Abstract
OBJECTIVE:
To demonstrate that highly purified human menopausal gonadotropin (HP-hMG) is as efficient and safe as recombinant FSH in females undergoing in vitro fertilization/intracytoplasmic sperm injection (IVF/ICSI) treatment cycles.
DESIGN:
Multinational, open label, randomized, parallel group, comparative phase III trial.
SETTING:
In 22 centers across six countries; Belgium (1 center), Germany (6 centers), Israel (6 centers), The Netherlands (2 centers), Switzerland (1 center) and the United Kingdom (6 centers).
PATIENT(S):
A total of 781 women were enrolled between May 1999 and November 2000.
INTERVENTION(S):
In the all-patients-treated population, 373 patients received HP-hMG and 354 received recombinant FSH. A long protocol GnRH agonist regimen was used.
MAIN OUTCOME MEASURE(S):
The primary end point was ongoing pregnancy rate following one IVF/ICSI treatment cycle.
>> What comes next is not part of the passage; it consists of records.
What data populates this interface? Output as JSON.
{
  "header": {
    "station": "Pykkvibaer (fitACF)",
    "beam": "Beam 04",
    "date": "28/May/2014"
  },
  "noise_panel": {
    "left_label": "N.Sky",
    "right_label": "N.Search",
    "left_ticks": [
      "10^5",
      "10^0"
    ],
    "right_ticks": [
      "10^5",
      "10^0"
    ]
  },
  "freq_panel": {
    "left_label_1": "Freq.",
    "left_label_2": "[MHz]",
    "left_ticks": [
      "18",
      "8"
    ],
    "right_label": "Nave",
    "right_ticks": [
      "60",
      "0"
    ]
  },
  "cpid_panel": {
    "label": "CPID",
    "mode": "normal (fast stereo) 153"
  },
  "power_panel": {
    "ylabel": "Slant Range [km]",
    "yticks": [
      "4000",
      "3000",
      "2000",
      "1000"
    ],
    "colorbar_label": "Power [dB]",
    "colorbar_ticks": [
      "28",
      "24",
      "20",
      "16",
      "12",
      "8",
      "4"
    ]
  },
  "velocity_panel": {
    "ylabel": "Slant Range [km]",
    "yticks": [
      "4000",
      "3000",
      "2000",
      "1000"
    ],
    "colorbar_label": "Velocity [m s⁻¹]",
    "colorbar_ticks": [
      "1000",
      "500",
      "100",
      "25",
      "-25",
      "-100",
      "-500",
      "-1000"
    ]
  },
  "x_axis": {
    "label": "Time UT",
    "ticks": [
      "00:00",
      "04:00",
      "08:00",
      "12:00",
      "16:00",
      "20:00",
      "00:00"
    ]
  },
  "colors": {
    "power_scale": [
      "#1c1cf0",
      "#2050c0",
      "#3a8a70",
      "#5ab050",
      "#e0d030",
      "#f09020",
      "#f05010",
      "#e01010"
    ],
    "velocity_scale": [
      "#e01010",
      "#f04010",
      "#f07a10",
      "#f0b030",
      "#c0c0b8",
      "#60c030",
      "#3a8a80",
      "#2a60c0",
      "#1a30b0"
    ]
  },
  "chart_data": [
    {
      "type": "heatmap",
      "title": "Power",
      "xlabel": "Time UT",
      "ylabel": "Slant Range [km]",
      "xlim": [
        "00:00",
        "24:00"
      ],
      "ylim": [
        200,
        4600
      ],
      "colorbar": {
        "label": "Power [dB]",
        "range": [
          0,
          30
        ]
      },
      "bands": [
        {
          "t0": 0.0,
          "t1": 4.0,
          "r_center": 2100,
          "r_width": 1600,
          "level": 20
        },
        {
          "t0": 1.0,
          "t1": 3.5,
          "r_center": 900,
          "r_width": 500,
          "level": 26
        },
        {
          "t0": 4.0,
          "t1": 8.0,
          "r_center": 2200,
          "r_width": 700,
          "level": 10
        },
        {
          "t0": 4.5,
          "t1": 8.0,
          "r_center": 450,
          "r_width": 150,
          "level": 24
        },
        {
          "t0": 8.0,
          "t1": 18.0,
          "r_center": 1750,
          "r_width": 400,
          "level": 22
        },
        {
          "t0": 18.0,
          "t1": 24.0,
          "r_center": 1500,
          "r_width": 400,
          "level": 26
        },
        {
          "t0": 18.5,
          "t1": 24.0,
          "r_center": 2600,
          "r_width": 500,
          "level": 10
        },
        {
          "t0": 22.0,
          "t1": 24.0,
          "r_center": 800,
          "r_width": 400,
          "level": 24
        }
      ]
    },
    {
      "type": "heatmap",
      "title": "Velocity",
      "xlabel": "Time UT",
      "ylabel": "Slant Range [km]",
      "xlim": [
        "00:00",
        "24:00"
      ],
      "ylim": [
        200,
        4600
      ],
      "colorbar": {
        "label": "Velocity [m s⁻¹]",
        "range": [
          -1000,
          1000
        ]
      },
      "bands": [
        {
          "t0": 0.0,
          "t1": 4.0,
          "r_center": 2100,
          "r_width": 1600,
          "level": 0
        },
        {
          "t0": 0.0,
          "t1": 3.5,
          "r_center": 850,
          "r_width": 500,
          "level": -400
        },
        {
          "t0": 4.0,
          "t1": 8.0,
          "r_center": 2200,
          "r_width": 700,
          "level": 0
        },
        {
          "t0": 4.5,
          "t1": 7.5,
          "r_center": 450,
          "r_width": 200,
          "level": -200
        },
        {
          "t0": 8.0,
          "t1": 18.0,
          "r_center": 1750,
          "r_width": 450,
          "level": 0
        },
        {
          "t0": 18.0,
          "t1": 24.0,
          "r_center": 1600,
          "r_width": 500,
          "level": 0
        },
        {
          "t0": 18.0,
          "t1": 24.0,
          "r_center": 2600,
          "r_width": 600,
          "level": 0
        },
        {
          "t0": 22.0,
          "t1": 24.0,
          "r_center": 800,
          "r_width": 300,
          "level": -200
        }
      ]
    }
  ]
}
Safety was assessed as a secondary end point.
RESULT(S):
Ongoing pregnancy rates 10 weeks after ovum pickup in the per-protocol population were 25% (n = 85/344) in the HP-hMG group and 22% (n = 71/317) in the recombinant FSH group. The incidence of ovarian hyperstimulation syndrome, miscarriage, adverse events, and injection site reactions (tolerability) were similar in both treatment groups.
CONCLUSION(S):
We found HP-hMG to be as effective as recombinant FSH in terms of ongoing clinical pregnancy. Both treatments have a similar safety/tolerability profile.